We took the free shuttle into town, which dropped people off at Yongdusan Park. The main attraction there is Busan Tower. We got there shortly after 9am and the tower didn’t open until 10 so we decided to wander a bit. The area near the tower had a sea monster type dragon statue, some sort of pagoda, and a giant gong. Down a stairway sat a row of little booths, all closed up.
A long series of stairways with an escalator in the up direction led to a street filled with shops. The stairway empties onto Gwangbok-dong Fashion Street in an area with lots of shoe stores. There’s plenty of clothing stores, and stores with hair and skin products and make-up supplies on that street too.
The stores seemed to be grouped together with other stores selling similar things – a block of mainly shoe stores, with the next block mostly clothing and the next one something else. These are mainly brand-name stores, a lot of them from the USA. Various bronze colored statues dot the street, along with the best décor of all – no smoking signs.
A short distance down the road hiding between stores a nondescript alleyway that would be easy to miss offers entrance to the Gukje Market, with shops and booths running for quite a distance in all directions. There are bargains to be found there and some shopkeepers are even willing to haggle over the price. Unfortunately there are not any no smoking signs there. We even saw a shop owner sitting at the entrance to his store with customer repellent in the form of a smoking cigarette, and no customers in his store. Like the fashion street, stores in the market often seemed to be somewhat grouped with like stores where one area had lots of stores selling socks, in another area they had purses and backpacks, and one alleyway had electronics and tools.
Kitchen stores popped up randomly and not all stores of any one item were within the grouping. The narrow passageways between shops seemed more like walkways than roads, but people frequently came by riding motorcycles. Many of the alleys were covered over with dome-like structures. We walked around for quite awhile up and down different lanes through the market and probably didn’t cover half of it judging from the amount of covered walkways we saw later from the tower.
The bad thing about Busan was that passing near any of the numerous sewer grates meant getting a strong whiff of sewage smell wafting up from the underlying sewers. Like China, South Korea vents their sewers to the street rather than using fully enclosed pipes, though the streets we walked on in China did not have nearly the sewage smell the narrow alleyways in that market had. Even the main streets in the fancier shopping area smelled worse than anything we saw in China near sewer grates, but not as strong as the smaller alleys in the market.

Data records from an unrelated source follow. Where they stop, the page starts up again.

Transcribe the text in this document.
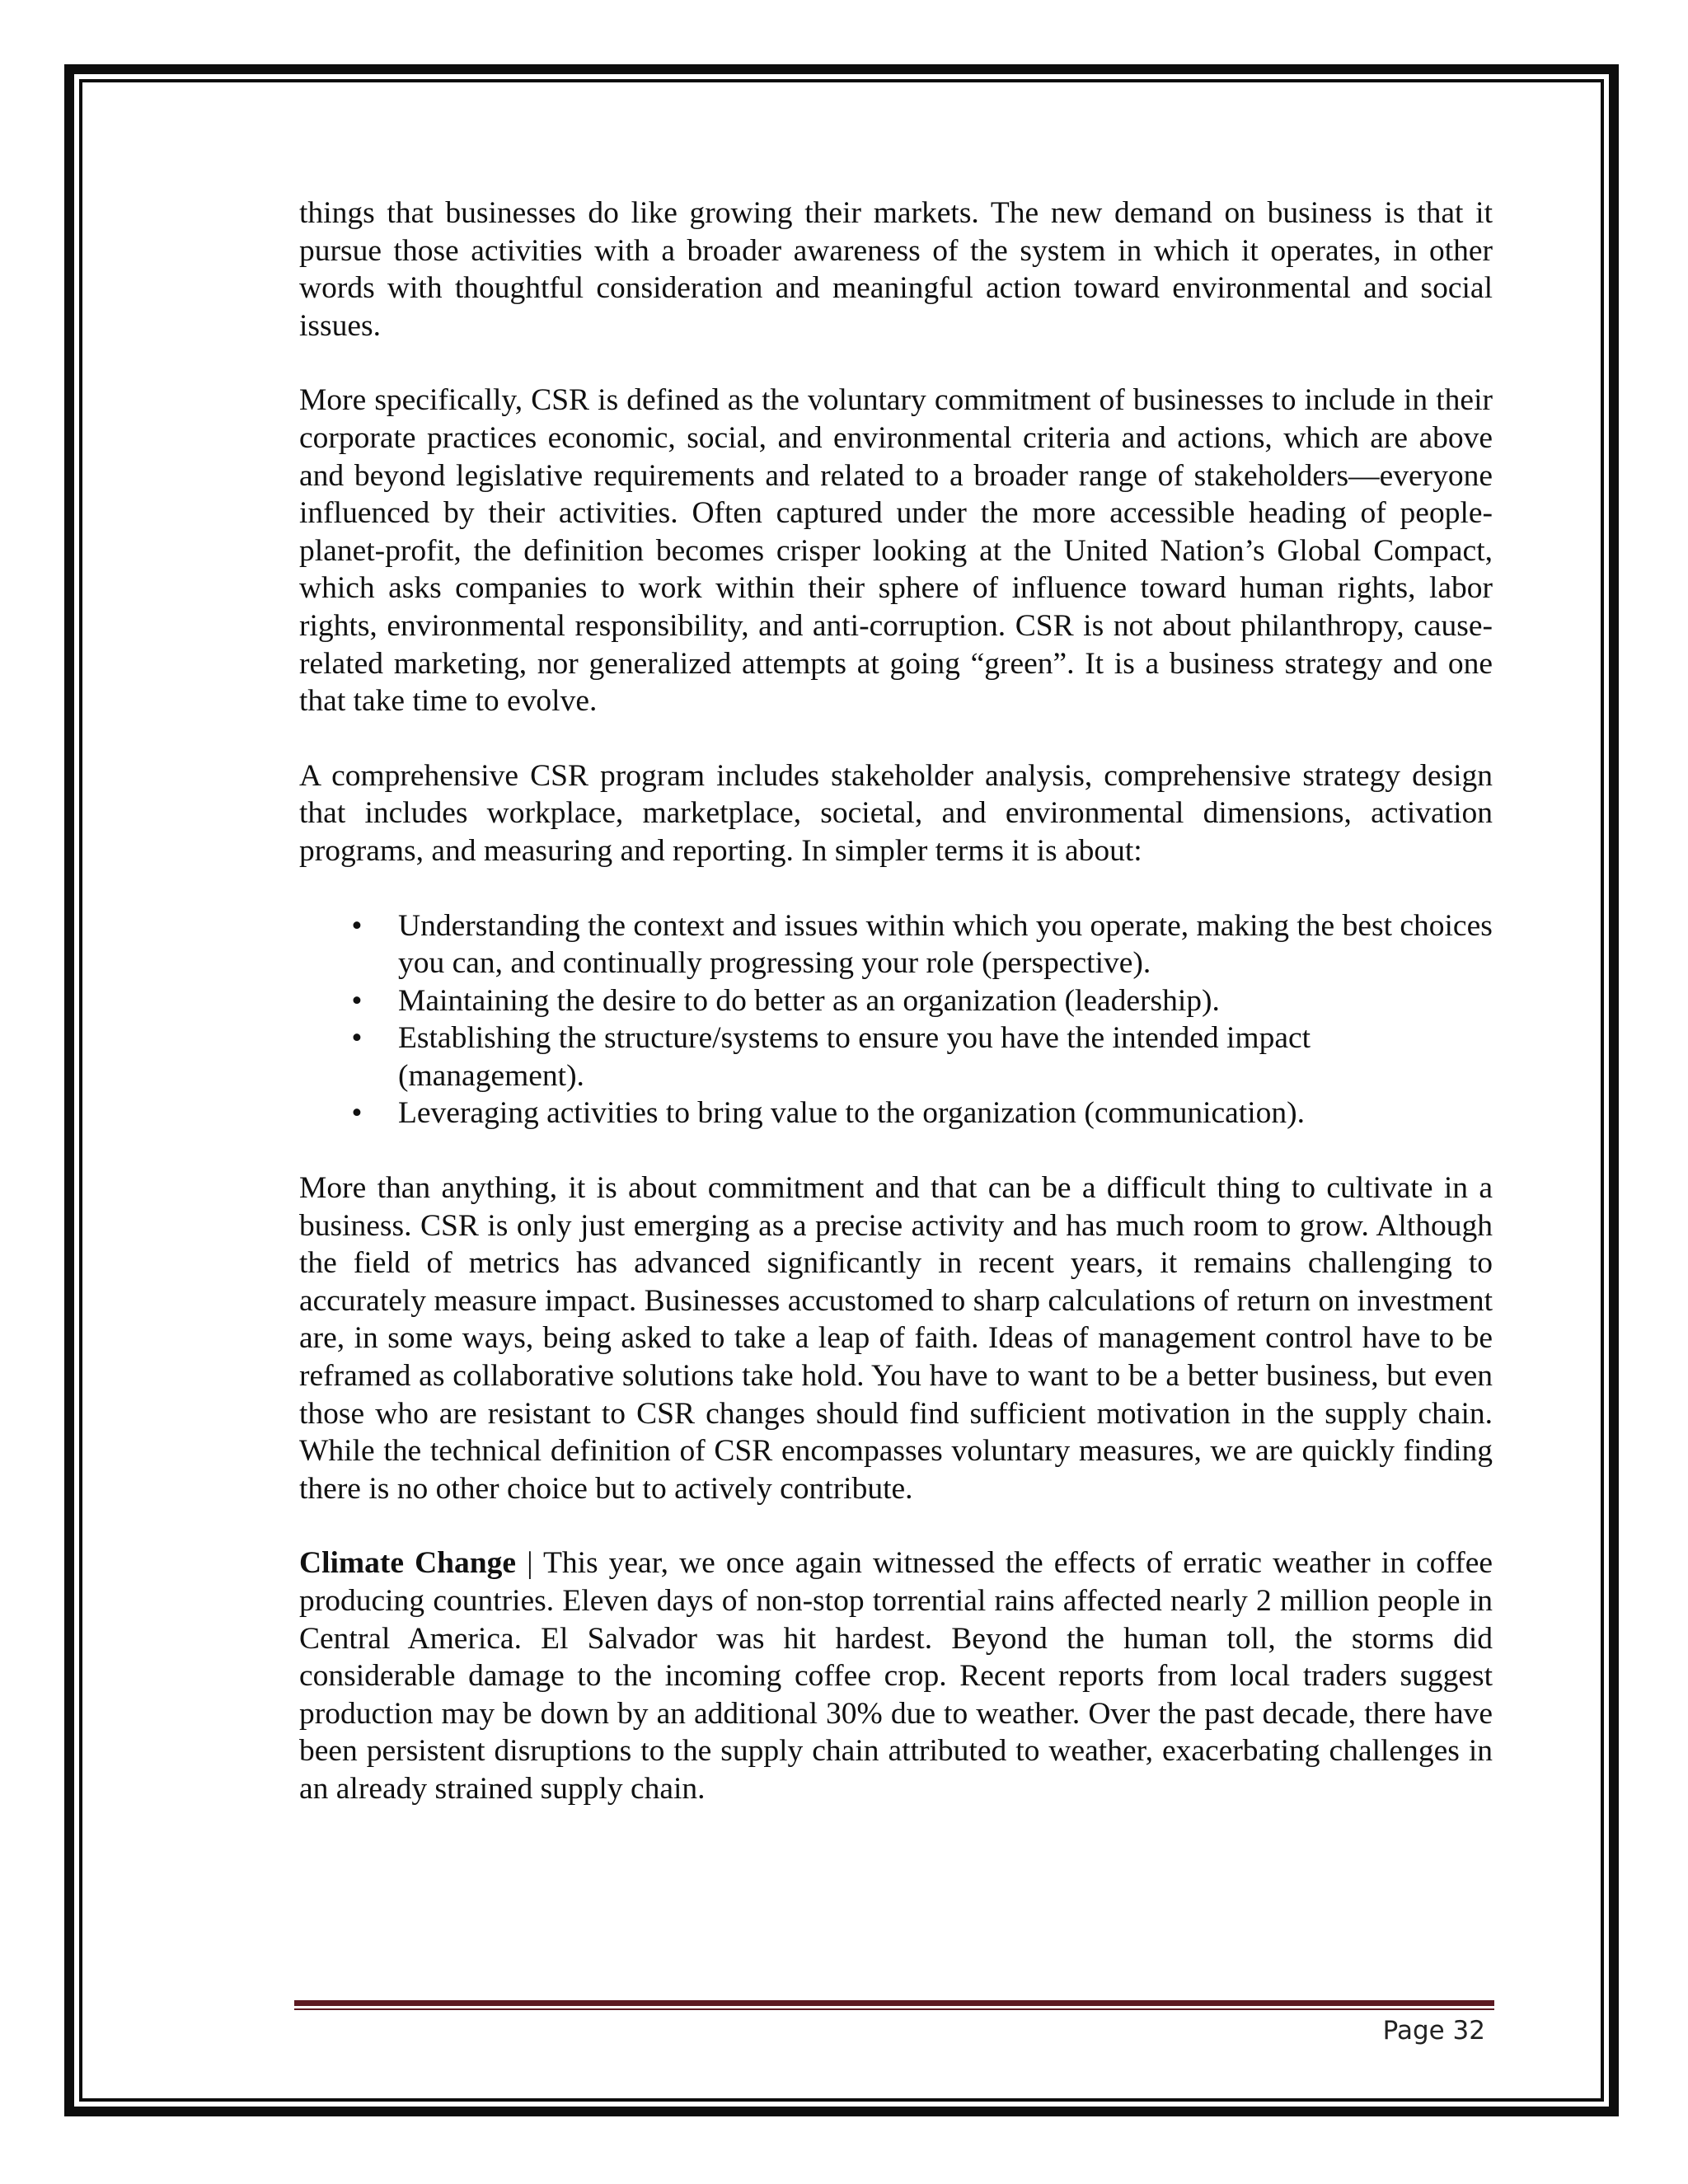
things that businesses do like growing their markets. The new demand on business is that it pursue those activities with a broader awareness of the system in which it operates, in other words with thoughtful consideration and meaningful action toward environmental and social issues.

More specifically, CSR is defined as the voluntary commitment of businesses to include in their corporate practices economic, social, and environmental criteria and actions, which are above and beyond legislative requirements and related to a broader range of stakeholders—everyone influenced by their activities. Often captured under the more accessible heading of people-planet-profit, the definition becomes crisper looking at the United Nation’s Global Compact, which asks companies to work within their sphere of influence toward human rights, labor rights, environmental responsibility, and anti-corruption. CSR is not about philanthropy, cause-related marketing, nor generalized attempts at going “green”. It is a business strategy and one that take time to evolve.

A comprehensive CSR program includes stakeholder analysis, comprehensive strategy design that includes workplace, marketplace, societal, and environmental dimensions, activation programs, and measuring and reporting. In simpler terms it is about:

• Understanding the context and issues within which you operate, making the best choices you can, and continually progressing your role (perspective).
• Maintaining the desire to do better as an organization (leadership).
• Establishing the structure/systems to ensure you have the intended impact (management).
• Leveraging activities to bring value to the organization (communication).

More than anything, it is about commitment and that can be a difficult thing to cultivate in a business. CSR is only just emerging as a precise activity and has much room to grow. Although the field of metrics has advanced significantly in recent years, it remains challenging to accurately measure impact. Businesses accustomed to sharp calculations of return on investment are, in some ways, being asked to take a leap of faith. Ideas of management control have to be reframed as collaborative solutions take hold. You have to want to be a better business, but even those who are resistant to CSR changes should find sufficient motivation in the supply chain. While the technical definition of CSR encompasses voluntary measures, we are quickly finding there is no other choice but to actively contribute.

Climate Change | This year, we once again witnessed the effects of erratic weather in coffee producing countries. Eleven days of non-stop torrential rains affected nearly 2 million people in Central America. El Salvador was hit hardest. Beyond the human toll, the storms did considerable damage to the incoming coffee crop. Recent reports from local traders suggest production may be down by an additional 30% due to weather. Over the past decade, there have been persistent disruptions to the supply chain attributed to weather, exacerbating challenges in an already strained supply chain.

Page 32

We found a few things in the market to buy as Christmas gifts for various relatives before making our way back to the fashion street. Mostly purses and socks. We looked in a few shops as we worked our way down the fashion street as well, but their products were far more costly than those in the market and we didn’t buy anything.
The park was quite different when we went back. Instead of looking deserted except for newly dropped off cruise ship passengers it had lots of activity going on. All the little booths were opened up into tiny shops except the information booth which was still deserted. Rows of tables and chairs were set up for outdoor eating in an area near the tower entrance that had just been open space earlier.

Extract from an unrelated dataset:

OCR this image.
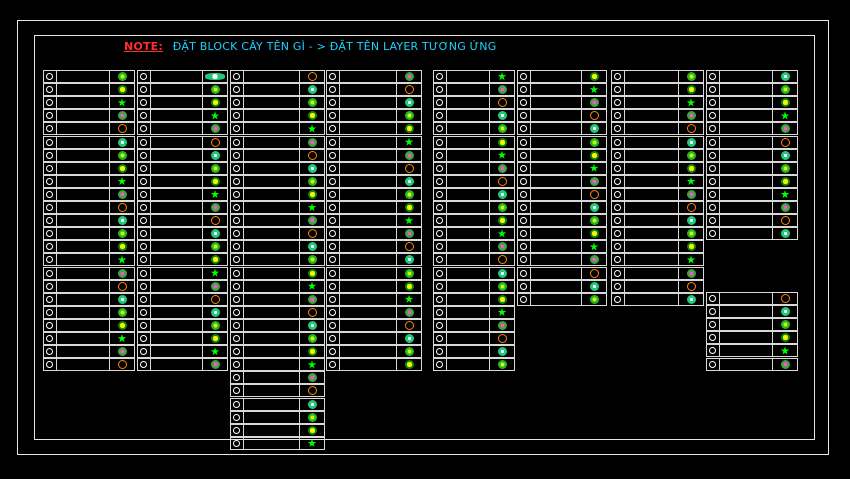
NOTE: ĐẶT BLOCK CÂY TÊN GÌ - > ĐẶT TÊN LAYER TƯƠNG ỨNG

We paid our entry fee for the tower, which translated to about $16 for two. We got the ticket only option. For a bit more they offered popcorn and soda or popcorn and beer. There was also a burger place on the lowest level and a coffee shop just above the burger joint.
Access to the tower is by elevator. There were enough people there to make a line, but we didn’t have to wait long. Ever-changing light scenes on a wall keep people entertained while they wait for the elevator. Before boarding the elevator you have the option to have pictures taken, which they put with tower backgrounds and offer for sale at the top. Videos of scenes of the city play on the roof as the elevator rises. The elevator attendant gave out all sorts of information on the way up, but since the whole spiel was in Korean I have no idea what she said.

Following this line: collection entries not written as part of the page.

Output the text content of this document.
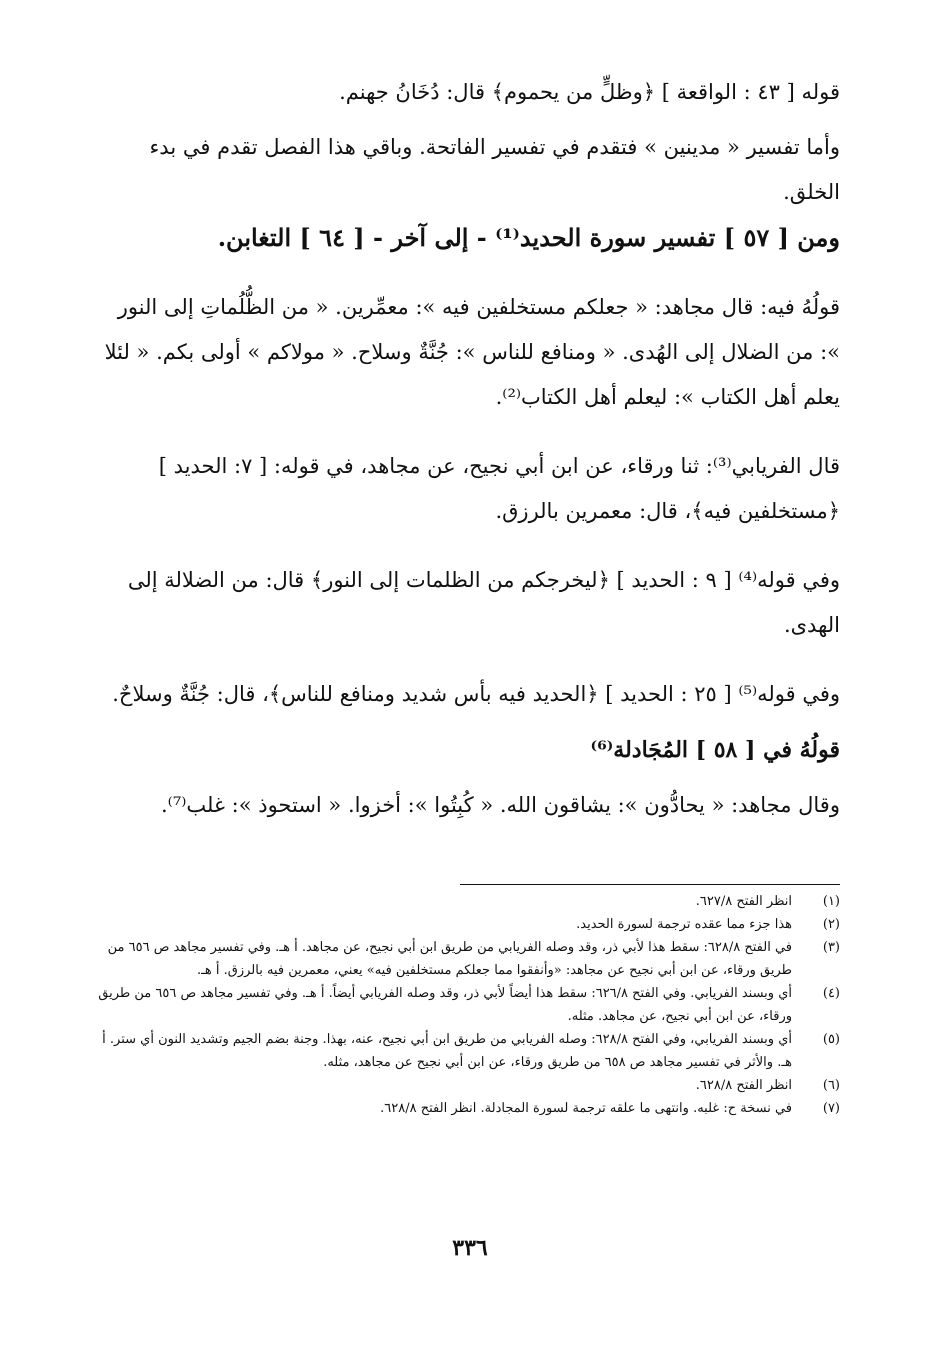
قوله [ ٤٣ : الواقعة ] ﴿وظلٍّ من يحموم﴾ قال: دُخَانُ جهنم.

وأما تفسير « مدينين » فتقدم في تفسير الفاتحة. وباقي هذا الفصل تقدم في بدء الخلق.

ومن [ ٥٧ ] تفسير سورة الحديد⁽¹⁾ - إلى آخر - [ ٦٤ ] التغابن.

قولُهُ فيه: قال مجاهد: « جعلكم مستخلفين فيه »: معمِّرين. « من الظُّلُماتِ إلى النور »: من الضلال إلى الهُدى. « ومنافع للناس »: جُنَّةٌ وسلاح. « مولاكم » أولى بكم. « لئلا يعلم أهل الكتاب »: ليعلم أهل الكتاب⁽²⁾.

قال الفريابي⁽³⁾: ثنا ورقاء، عن ابن أبي نجيح، عن مجاهد، في قوله: [ ٧: الحديد ] ﴿مستخلفين فيه﴾، قال: معمرين بالرزق.

وفي قوله⁽⁴⁾ [ ٩ : الحديد ] ﴿ليخرجكم من الظلمات إلى النور﴾ قال: من الضلالة إلى الهدى.

وفي قوله⁽⁵⁾ [ ٢٥ : الحديد ] ﴿الحديد فيه بأس شديد ومنافع للناس﴾، قال: جُنَّةٌ وسلاحٌ.

قولُهُ في [ ٥٨ ] المُجَادلة⁽⁶⁾

وقال مجاهد: « يحادُّون »: يشاقون الله. « كُبِتُوا »: أخزوا. « استحوذ »: غلب⁽⁷⁾.

(١)
انظر الفتح ٦٢٧/٨.
(٢)
هذا جزء مما عقده ترجمة لسورة الحديد.
(٣)
في الفتح ٦٢٨/٨: سقط هذا لأبي ذر، وقد وصله الفريابي من طريق ابن أبي نجيح، عن مجاهد. أ هـ. وفي تفسير مجاهد ص ٦٥٦ من طريق ورقاء، عن ابن أبي نجيح عن مجاهد: «وأنفقوا مما جعلكم مستخلفين فيه» يعني، معمرين فيه بالرزق. أ هـ.
(٤)
أي وبسند الفريابي. وفي الفتح ٦٢٦/٨: سقط هذا أيضاً لأبي ذر، وقد وصله الفريابي أيضاً. أ هـ. وفي تفسير مجاهد ص ٦٥٦ من طريق ورقاء، عن ابن أبي نجيح، عن مجاهد. مثله.
(٥)
أي وبسند الفريابي، وفي الفتح ٦٢٨/٨: وصله الفريابي من طريق ابن أبي نجيح، عنه، بهذا. وجنة بضم الجيم وتشديد النون أي ستر. أ هـ. والأثر في تفسير مجاهد ص ٦٥٨ من طريق ورقاء، عن ابن أبي نجيح عن مجاهد، مثله.
(٦)
انظر الفتح ٦٢٨/٨.
(٧)
في نسخة ح: غلبه. وانتهى ما علقه ترجمة لسورة المجادلة. انظر الفتح ٦٢٨/٨.
٣٣٦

There’s a 360 degree view from the top of the tower. You can walk around and look out all the different windows for a variety of different views. Distances to far off places are displayed on the windows. One would assume each place is in the direction you are looking from that particular window, but the view is definitely not so far into the distance as to actually see any of them.
The view from the top is spectacular. It’s quite a large city. We could see the ship from one side of the tower. An immensely tall building towered above all the other tall buildings out another window. The covered alleys of the market sprawled for many blocks between buildings.
A large monument to the Koren war sat on a hillside, visible from the tower and other locations including the ship. The monument is at the only United Nations cemetery in the world. People from 11 different countries who fought in the Korean War are buried there.
As you work your way around the top of the tower you pass by the picture sale desk and then into a gift shop area. These things are all near the center while the outer edges remain open for viewing the city and taking photos. A barricade keeps people from making a complete circle back to the elevator, which you have to descend one level on a narrow stairway to take back down.
After descending the elevator exits into an area with black and white scenes on the walls. As you work your way through the maze you pass over windows in the floor with lights down into the deep, a dark area with an ever-changing light show, and another dark area with lighted scenery. The doorway is a couple stories up from the ground. It leads to the café or an elevator to the ground with a sign saying if you want to walk down there’s a stairway in the café. The burger place is on the lower level under the café.
The view alone makes a trip up the tower worthwhile, and all the little fun things along the way going in and especially out add fun and whimsy to the experience.